KIRKUS

THE DEEP HISTORY OF OURSELVES
The Four-Billion-Year Story of How We Got Conscious Brains
Author: Joseph LeDoux

Review Issue Date: June 1, 2019
Online Publish Date: May 8, 2019
Publisher: Viking
Pages: 432
Price ( Hardcover ): $30.00
Publication Date: August 27, 2019
ISBN ( Hardcover ): 978-0-7352-2383-7
Category: Nonfiction

An in-depth examination of "the place of human beings in the nearly four-billion-year-long history of life." Humans are the only creatures that talk, reason, and reflect on who we are, but all organisms do many of the same things we do to survive, writes LeDoux (Science and Psychiatry/New York Univ.; Anxious: Using the Brain to Understand and Treat Fear and Anxiety, 2015, etc.).
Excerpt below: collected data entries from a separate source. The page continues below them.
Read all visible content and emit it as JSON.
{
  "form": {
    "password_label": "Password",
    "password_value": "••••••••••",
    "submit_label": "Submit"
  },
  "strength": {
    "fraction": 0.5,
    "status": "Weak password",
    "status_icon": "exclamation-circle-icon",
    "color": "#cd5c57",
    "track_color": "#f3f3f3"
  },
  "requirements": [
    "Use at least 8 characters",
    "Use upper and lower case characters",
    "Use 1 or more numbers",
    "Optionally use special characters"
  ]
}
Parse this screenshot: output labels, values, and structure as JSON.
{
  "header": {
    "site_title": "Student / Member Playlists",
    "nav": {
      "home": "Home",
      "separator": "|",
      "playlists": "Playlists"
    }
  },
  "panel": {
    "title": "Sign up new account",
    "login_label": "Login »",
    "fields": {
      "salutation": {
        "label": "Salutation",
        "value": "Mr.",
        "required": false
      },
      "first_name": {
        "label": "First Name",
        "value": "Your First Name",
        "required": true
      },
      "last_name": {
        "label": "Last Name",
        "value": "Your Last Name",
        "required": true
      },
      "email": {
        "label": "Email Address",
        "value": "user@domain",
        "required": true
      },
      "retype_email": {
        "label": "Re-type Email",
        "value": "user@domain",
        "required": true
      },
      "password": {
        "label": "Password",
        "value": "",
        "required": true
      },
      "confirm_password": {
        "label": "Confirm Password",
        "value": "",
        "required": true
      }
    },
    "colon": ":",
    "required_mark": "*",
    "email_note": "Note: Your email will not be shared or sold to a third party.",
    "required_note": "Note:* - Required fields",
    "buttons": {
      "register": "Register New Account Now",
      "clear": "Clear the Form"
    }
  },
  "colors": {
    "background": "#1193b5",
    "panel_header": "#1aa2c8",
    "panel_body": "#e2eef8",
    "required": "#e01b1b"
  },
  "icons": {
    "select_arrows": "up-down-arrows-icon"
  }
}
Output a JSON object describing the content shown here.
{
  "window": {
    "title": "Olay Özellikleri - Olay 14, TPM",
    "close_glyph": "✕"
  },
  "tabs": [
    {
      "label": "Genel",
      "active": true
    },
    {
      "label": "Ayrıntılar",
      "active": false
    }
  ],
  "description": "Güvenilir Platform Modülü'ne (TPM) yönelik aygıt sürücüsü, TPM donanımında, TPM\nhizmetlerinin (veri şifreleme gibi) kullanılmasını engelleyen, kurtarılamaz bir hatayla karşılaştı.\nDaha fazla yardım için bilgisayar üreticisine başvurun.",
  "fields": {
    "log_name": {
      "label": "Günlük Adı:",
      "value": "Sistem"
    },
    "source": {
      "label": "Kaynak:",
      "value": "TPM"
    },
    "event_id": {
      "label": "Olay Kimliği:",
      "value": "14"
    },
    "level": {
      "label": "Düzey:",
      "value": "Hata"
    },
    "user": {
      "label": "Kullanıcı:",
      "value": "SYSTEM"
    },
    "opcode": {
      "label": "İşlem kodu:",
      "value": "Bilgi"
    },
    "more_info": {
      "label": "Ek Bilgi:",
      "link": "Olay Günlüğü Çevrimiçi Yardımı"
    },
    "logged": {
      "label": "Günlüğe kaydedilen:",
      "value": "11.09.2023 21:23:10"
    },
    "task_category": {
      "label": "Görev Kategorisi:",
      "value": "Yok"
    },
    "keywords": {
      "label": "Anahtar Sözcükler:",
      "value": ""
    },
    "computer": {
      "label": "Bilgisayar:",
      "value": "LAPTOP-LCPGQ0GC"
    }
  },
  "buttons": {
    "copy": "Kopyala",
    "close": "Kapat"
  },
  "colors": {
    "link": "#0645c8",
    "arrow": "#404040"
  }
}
Plenty of popular authors describe the history of life, but LeDoux wants readers to remember as well as enjoy, so he divides his book into short, pithy chapters, each explaining a single evolutionary advance. Four billion years ago, something acquired the ability to extract energy from its surroundings and to reproduce, so it fit the definition of "life." To continue living, it had to survive by avoiding dangers and pursuing necessities. The author emphasizes that action and even learning and memory don't require a nervous system. "Behavior is not…primarily a tool of the mind but of survival," he writes, continuing, "the connection of behavior to mental life, like mental life itself, is an evolutionary afterthought." Creatures without nerves did fine for several billion years. Primitive hydra evolved a simple nerve net that enabled much quicker responses, but since the net was generalized, hydra behavior is identical no matter what part of its body is stimulated. Its close kin, jellyfish, developed the first concentrated collections of neurons to control specialized actions such as swimming and prey capture. Nervous systems and then brains gradually grow more complicated, and LeDoux delves into the nature of awareness, perception, deliberation, memory, language, emotion, and, finally, consciousness. Like all good educators, the author begins simply. The first half of the book is a superb overview of evolution; the second half gradually focuses on brain structure and function. Readers will learn a great deal of deep neuroscience, although, despite a generous stream of illustrations, they will need to pay close attention. A dense but expert history of human behavior beginning at the beginning.